Medicaid rules address the practice of giving assets to family members to qualify for Medicaid. They apply to transfers for less than fair market value made during the look-back period of 60 months (five years) before the Medicaid application (for transfers made on or after February 8, 2006). If a disqualifying transfer has occurred, a penalty period is imposed. The length of the penalty period is determined by dividing the value of the transferred asset by the state’s average monthly private-pay rate for nursing facility care. There is no limit to the length of a disqualification period.

Example: Karl gave assets worth $90,000 to his children five months before entering a nursing home and applying for Medicaid. The $90,000 is divided by the state’s average monthly private-pay rate ($9,000), resulting in a 10-month penalty period — Karl must pay for nursing home care out of his own funds for 10 months.

Under the DRA, the penalty period begins on the first day of the month in which the Medicaid applicant enters a nursing home and otherwise meets Medicaid eligibility requirements — closing the pre-DRA loophole where penalty periods could elapse before the Medicaid application was filed.

Certain types of asset transfers are permitted, including transfers to a spouse; to a third party for the sole benefit of the spouse; to certain disabled individuals or trusts; for a purpose other than to qualify for Medicaid; and transfers where Medicaid determines that imposing a penalty would cause undue hardship.

Estate Recovery

When a Medicaid recipient dies, Medicaid generally seeks to recover from the estate the money it paid in benefits. Estate recovery normally applies to recipients in nursing homes and to those who began receiving benefits for home-based and community-based care after age 55. Medicaid may not recover a decedent’s home before the death of a surviving spouse, and in some cases the home may be protected from recovery and preserved for surviving children or siblings.
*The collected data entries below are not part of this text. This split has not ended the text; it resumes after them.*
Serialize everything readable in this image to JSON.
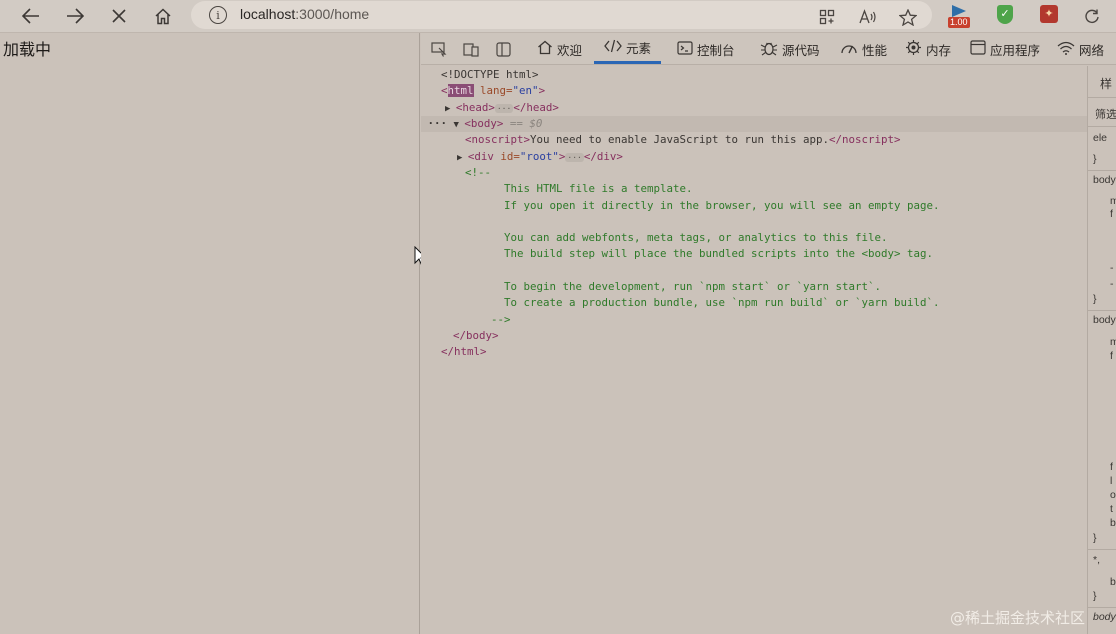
{
  "browser": {
    "url_host": "localhost",
    "url_path": ":3000/home",
    "extension_badge": "1.00"
  },
  "page": {
    "loading_text": "加载中"
  },
  "devtools": {
    "tabs": [
      {
        "label": "欢迎",
        "icon": "home-icon"
      },
      {
        "label": "元素",
        "icon": "code-icon"
      },
      {
        "label": "控制台",
        "icon": "console-icon"
      },
      {
        "label": "源代码",
        "icon": "bug-icon"
      },
      {
        "label": "性能",
        "icon": "gauge-icon"
      },
      {
        "label": "内存",
        "icon": "chip-icon"
      },
      {
        "label": "应用程序",
        "icon": "window-icon"
      },
      {
        "label": "网络",
        "icon": "wifi-icon"
      }
    ],
    "dom": {
      "doctype": "<!DOCTYPE html>",
      "html_open_lt": "<",
      "html_tag": "html",
      "html_attr": " lang=",
      "html_attr_val": "\"en\"",
      "html_close_gt": ">",
      "head_open": "<head>",
      "head_close": "</head>",
      "body_open": "<body>",
      "body_eq": " == $0",
      "noscript_open": "<noscript>",
      "noscript_text": "You need to enable JavaScript to run this app.",
      "noscript_close": "</noscript>",
      "div_open_lt": "<div",
      "div_attr": " id=",
      "div_attr_val": "\"root\"",
      "div_open_gt": ">",
      "div_close": "</div>",
      "comment_open": "<!--",
      "comment_lines": [
        "This HTML file is a template.",
        "If you open it directly in the browser, you will see an empty page.",
        "",
        "You can add webfonts, meta tags, or analytics to this file.",
        "The build step will place the bundled scripts into the <body> tag.",
        "",
        "To begin the development, run `npm start` or `yarn start`.",
        "To create a production bundle, use `npm run build` or `yarn build`."
      ],
      "comment_close": "-->",
      "body_close": "</body>",
      "html_close": "</html>"
    },
    "styles_pane": {
      "header": "样",
      "filter": "筛选",
      "rows": [
        "ele",
        "}",
        "body",
        "m",
        "f",
        "",
        "-",
        "-",
        "}",
        "body",
        "m",
        "f",
        "f",
        "l",
        "o",
        "t",
        "b",
        "}",
        "*, ",
        "b",
        "}",
        "body"
      ]
    }
  },
  "watermark": "@稀土掘金技术社区"
}
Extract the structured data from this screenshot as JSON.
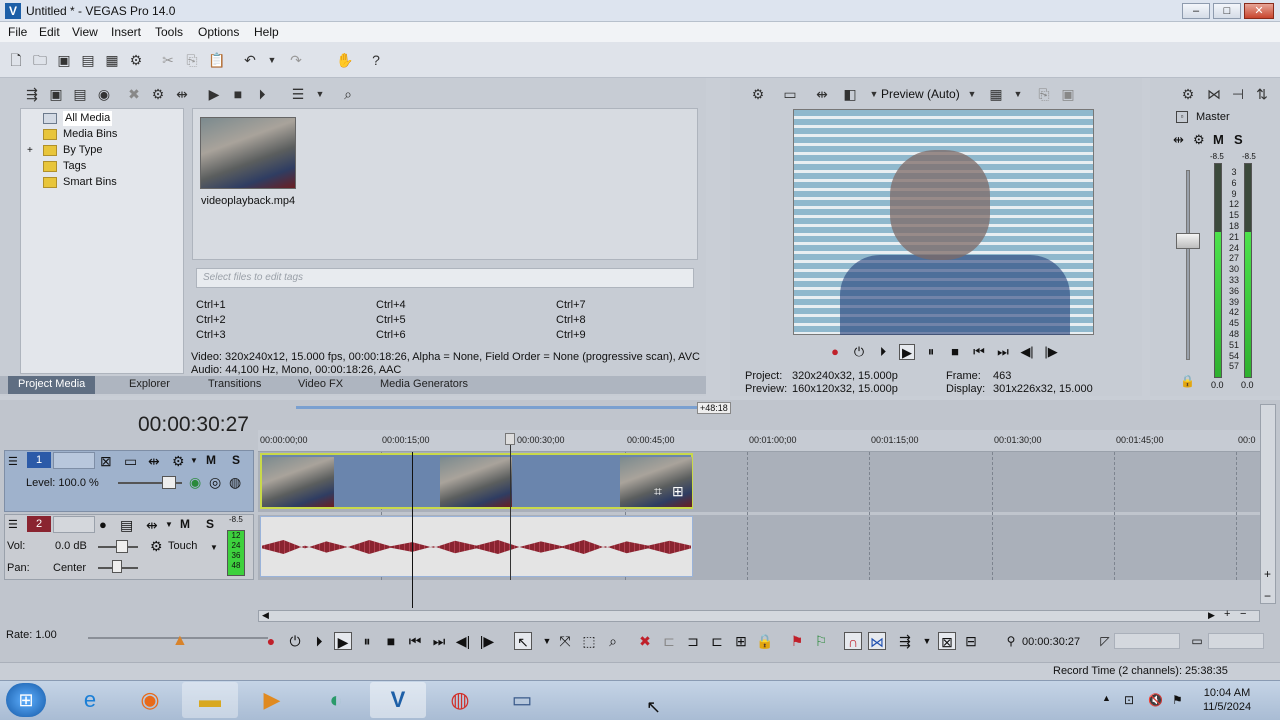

States differ considerably in how they administer estate recovery.

Medicaid Benefits & Disadvantages

For those who qualify, Medicaid benefits are extensive. All states are required to pay for nursing home care and for home healthcare for those who are “nursing home eligible.” An increasing number of states also pay benefits for home and community-based services. Unlike Medicare, Medicaid generally pays for personal and supervisory care even if skilled care is not also needed, and covers ongoing care needed to cope with a chronic impairment.

However, there are important limitations and disadvantages to relying on Medicaid:

  • Loss of independence — spending down leaves a person with extremely limited assets and income, making them dependent on the government.
  • No inheritance — hard-earned assets cannot be left to heirs or used to help grandchildren.
  • Limited care options — home and community-based benefits are not offered everywhere. Nationally, only about 33% of Medicaid long-term care spending goes to home and community-based services. Some Medicaid recipients who could be cared for at home are forced into nursing homes.
  • Limited facility choice — because Medicaid pays less than private rates, desirable nursing homes may not accept Medicaid recipients. Recipients may end up wherever a bed is available, possibly far from family and friends.

In summary, those who rely on Medicaid to meet their long-term care needs lose their assets and financial independence and often have limited choices of types of care and facilities.